September 13 — October 25, 2008

The exhibition presents two large-scale sculptures, Willy (1962) and New Piece (1966), made in Smith’s signature steel, painted black. Accompanying these works is a set of twenty charcoal drawings from 1954 and a single 14-foot long black and white painting, both of which represent the artist’s largest works in their respective mediums. Together, the works in this exhibition illustrate the diverse nature of Smith’s oeuvre. Smith (1912-1980) is widely recognized as one of the most important and influential sculptors of his time. 

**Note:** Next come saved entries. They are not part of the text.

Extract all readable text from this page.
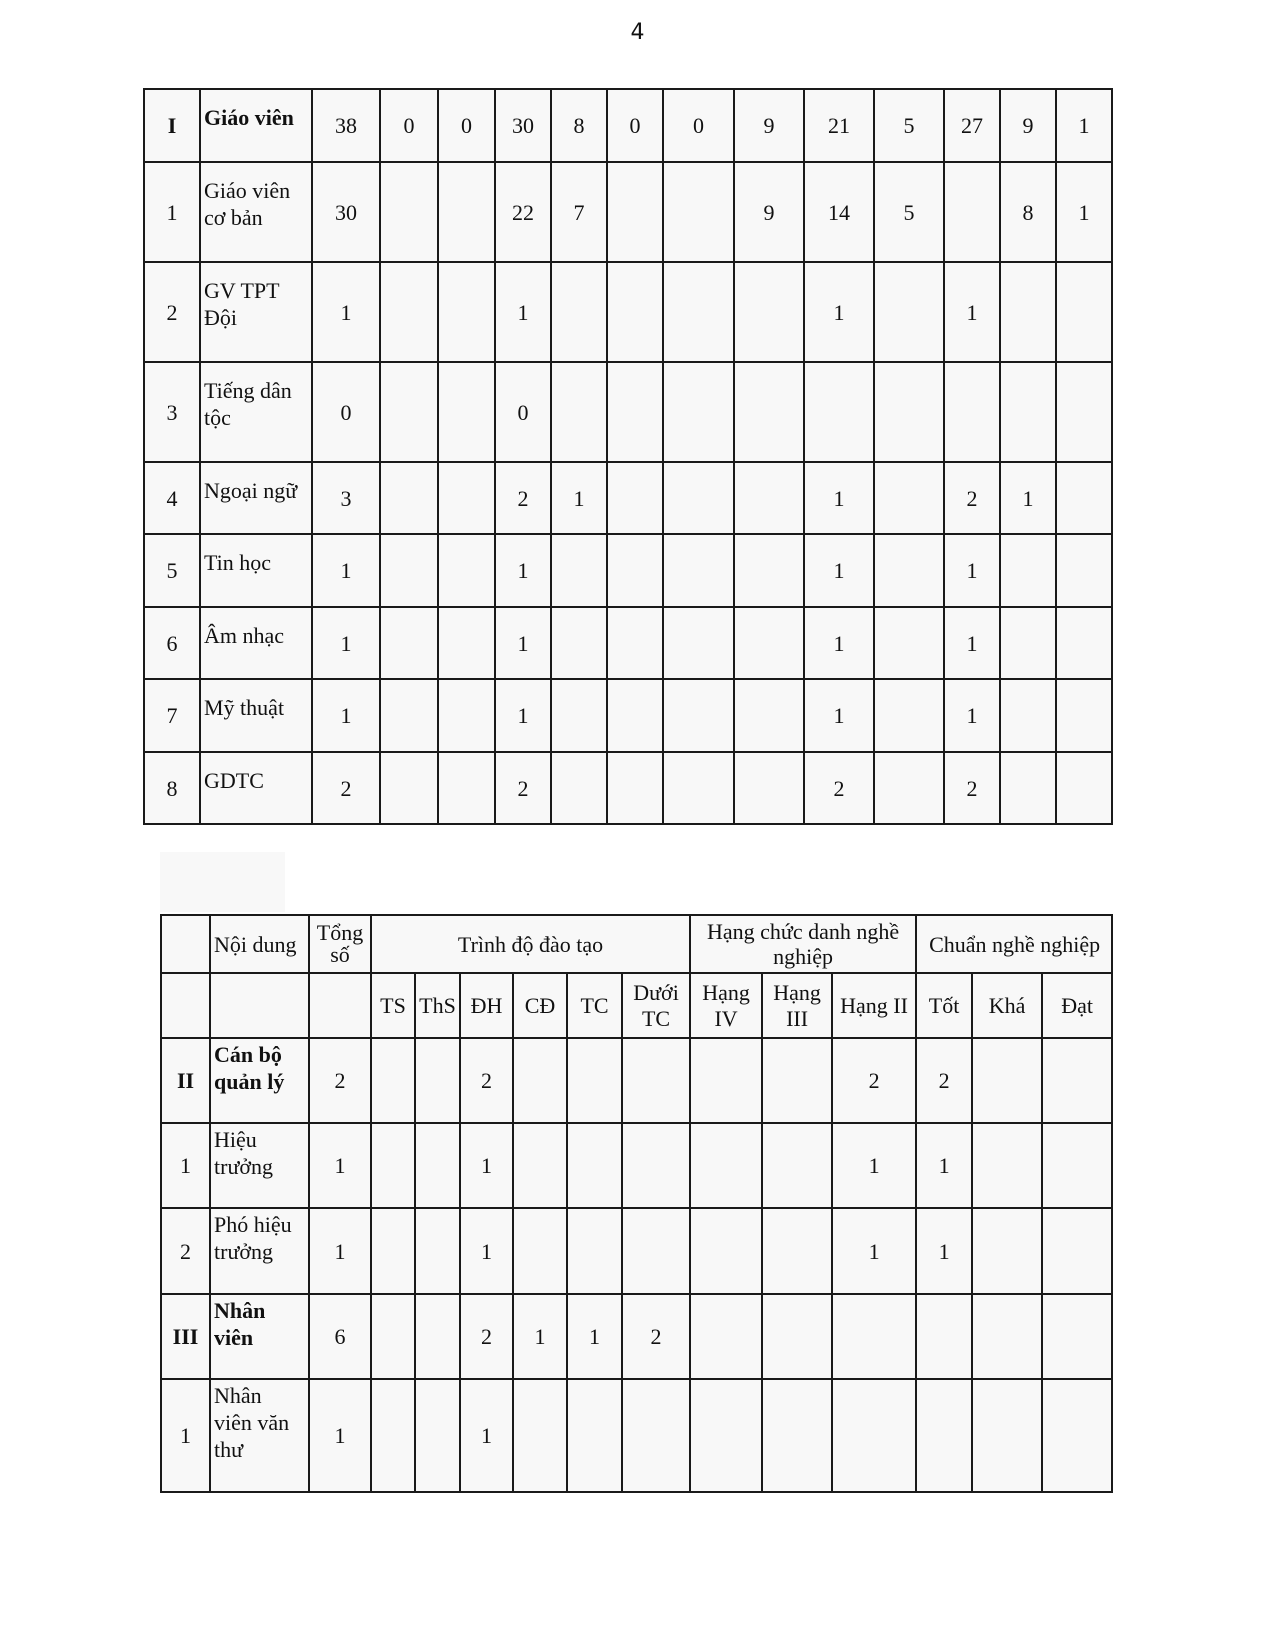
4
I	Giáo viên	38	0	0	30	8	0	0	9	21	5	27	9	1
1	Giáo viên cơ bản	30			22	7			9	14	5		8	1
2	GV TPT Đội	1			1					1		1		
3	Tiếng dân tộc	0			0									
4	Ngoại ngữ	3			2	1				1		2	1	
5	Tin học	1			1					1		1		
6	Âm nhạc	1			1					1		1		
7	Mỹ thuật	1			1					1		1		
8	GDTC	2			2					2		2		
	Nội dung	Tổng số	Trình độ đào tạo						Hạng chức danh nghề nghiệp			Chuẩn nghề nghiệp		
			TS	ThS	ĐH	CĐ	TC	Dưới TC	Hạng IV	Hạng III	Hạng II	Tốt	Khá	Đạt
II	Cán bộ quản lý	2			2						2	2		
1	Hiệu trưởng	1			1						1	1		
2	Phó hiệu trưởng	1			1						1	1		
III	Nhân viên	6			2	1	1	2						
1	Nhân viên văn thư	1			1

Smith, who trained as an architect, often used complex mathematical building blocks to create the shapes for his sculptures. Willy (1962) combines shapes that are tetrahedral (four-sided solids whose sides are equilateral triangles) and octahedral (eight-sided solids). The title, suggested by Smith’s friend, the painter Paul Feeley, whose work is on view concurrently in our 24th Street gallery, comes from a character in Samuel Beckett’s 1961 play Happy Days. Beckett’s Willy crawls around the stage making only occasional noises. The title gives the work a figurative reference, rendering the horizontal element a leg. New Piece (1966) at first appears to be a cube drawn in perspective. Smith constructed the shape from twelve-sided modular units, called rhomboidal dodecahedrons. Muscular and monolithic, yet minimal and straightforward, the sculpture gives the viewer, as one early critic wrote, “a disquieting sensation…as if movement around the piece releases its potential energy.” Smith considered the issues of architecture, sculpture, painting, and drawing identical. The set of twenty drawings, made in 1954, are unique within his oeuvre and are exhibited here for the first time. Made several years before his first mature sculptures, the drawings from the fifties, as Robert Storr has written, “clearly played an important role in Smith’s transition from architect to sculptor.